If multiculturalism is to be meaningful, opportunity must not be determined by resources alone.

There is also a risk that culture becomes reduced to performance. Food and dance are joyful and important entry points, but they should not be the only story.

The festival must continue to create space for deeper engagement with history, lived experience and the contemporary challenges faced by multicultural communities.

Environmental sustainability, accessibility and safety require constant attention as the event grows. And in an era of increasingly polarised debate about migration and identity, multicultural spaces can become contested.

The festival must remain a place of respectful encounter rather than ideological posturing.

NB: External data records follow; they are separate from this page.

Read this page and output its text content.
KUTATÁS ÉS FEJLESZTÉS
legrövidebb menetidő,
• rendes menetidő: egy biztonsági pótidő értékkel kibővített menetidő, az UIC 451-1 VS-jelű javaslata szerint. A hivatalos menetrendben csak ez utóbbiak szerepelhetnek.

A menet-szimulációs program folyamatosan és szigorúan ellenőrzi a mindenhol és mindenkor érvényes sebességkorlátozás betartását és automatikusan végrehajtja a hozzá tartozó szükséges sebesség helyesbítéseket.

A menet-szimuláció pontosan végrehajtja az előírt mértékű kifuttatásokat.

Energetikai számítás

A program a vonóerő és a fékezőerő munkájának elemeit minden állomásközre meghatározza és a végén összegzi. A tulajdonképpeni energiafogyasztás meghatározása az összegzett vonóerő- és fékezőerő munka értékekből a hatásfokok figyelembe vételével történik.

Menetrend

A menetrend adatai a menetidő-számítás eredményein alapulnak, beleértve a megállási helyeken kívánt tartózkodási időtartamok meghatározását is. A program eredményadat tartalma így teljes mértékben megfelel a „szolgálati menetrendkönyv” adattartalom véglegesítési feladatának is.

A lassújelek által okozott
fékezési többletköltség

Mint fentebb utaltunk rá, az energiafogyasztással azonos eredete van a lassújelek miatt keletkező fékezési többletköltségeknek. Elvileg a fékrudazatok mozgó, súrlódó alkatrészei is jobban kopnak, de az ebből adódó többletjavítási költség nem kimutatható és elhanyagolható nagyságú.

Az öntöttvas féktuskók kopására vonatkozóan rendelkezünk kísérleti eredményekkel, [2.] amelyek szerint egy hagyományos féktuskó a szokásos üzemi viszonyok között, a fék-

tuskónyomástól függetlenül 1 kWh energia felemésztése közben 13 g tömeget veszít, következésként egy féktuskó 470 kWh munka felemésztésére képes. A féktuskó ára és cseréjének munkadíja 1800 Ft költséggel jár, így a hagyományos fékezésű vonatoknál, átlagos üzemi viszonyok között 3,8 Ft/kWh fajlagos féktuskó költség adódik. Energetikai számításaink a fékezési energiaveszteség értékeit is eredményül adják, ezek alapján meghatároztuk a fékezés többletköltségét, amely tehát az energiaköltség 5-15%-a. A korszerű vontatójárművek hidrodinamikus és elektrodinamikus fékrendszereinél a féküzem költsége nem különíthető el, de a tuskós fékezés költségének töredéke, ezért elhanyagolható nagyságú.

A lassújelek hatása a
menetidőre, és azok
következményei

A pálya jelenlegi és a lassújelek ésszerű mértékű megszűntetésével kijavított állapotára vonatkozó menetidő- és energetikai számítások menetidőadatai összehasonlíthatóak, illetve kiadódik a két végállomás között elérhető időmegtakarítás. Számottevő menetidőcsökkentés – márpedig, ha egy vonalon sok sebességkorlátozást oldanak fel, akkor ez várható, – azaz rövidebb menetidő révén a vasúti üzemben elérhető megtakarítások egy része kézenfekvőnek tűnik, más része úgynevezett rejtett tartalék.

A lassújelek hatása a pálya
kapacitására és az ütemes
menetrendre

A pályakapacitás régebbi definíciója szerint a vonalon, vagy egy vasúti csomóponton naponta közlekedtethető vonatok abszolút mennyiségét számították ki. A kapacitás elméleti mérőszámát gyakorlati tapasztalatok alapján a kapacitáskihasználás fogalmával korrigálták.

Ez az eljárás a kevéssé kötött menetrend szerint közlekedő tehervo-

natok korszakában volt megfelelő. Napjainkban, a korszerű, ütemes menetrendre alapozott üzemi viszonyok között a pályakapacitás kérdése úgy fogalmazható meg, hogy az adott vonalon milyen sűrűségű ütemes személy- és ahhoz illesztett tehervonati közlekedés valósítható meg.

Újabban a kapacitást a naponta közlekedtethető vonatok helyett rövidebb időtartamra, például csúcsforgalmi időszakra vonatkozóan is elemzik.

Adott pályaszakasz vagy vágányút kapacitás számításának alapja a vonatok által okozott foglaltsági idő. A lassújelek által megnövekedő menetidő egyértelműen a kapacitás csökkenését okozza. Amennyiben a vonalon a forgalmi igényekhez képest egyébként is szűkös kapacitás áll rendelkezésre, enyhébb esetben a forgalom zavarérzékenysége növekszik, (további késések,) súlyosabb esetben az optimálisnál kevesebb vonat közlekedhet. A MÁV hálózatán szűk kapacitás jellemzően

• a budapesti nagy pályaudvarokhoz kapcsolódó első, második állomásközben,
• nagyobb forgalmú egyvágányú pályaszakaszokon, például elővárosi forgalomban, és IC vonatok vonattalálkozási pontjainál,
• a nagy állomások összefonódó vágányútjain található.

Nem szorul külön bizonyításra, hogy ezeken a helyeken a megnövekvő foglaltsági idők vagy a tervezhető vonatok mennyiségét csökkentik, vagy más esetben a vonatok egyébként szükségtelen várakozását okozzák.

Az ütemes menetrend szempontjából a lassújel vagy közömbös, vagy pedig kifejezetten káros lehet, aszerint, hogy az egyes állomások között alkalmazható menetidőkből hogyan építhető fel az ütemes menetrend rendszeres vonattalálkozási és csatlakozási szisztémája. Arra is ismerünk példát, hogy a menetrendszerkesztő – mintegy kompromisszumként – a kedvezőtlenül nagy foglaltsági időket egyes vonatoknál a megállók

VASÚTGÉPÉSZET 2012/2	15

From its beginnings of around 20 stalls to its current scale and significance, the Canberra Multicultural Festival mirrors Canberra’s own evolution. A single story or background no longer defines this city.

Our public events, institutions and leadership must reflect that reality, not just once a year, but every day.

As we enjoy this annual event, we should also recognise what it represents.

It shows that when we pull together, we can create something truly special. It reminds us that Canberra is a place where people from all walks of life can have a fair go, and where sharing food, music and stories helps us hit it off across cultures.

It’s a celebration of a city that knows how to put its best foot forward.

Mainul Haque OAM is a Canberra resident, economist, community leader and former ACT Multicultural Ambassador.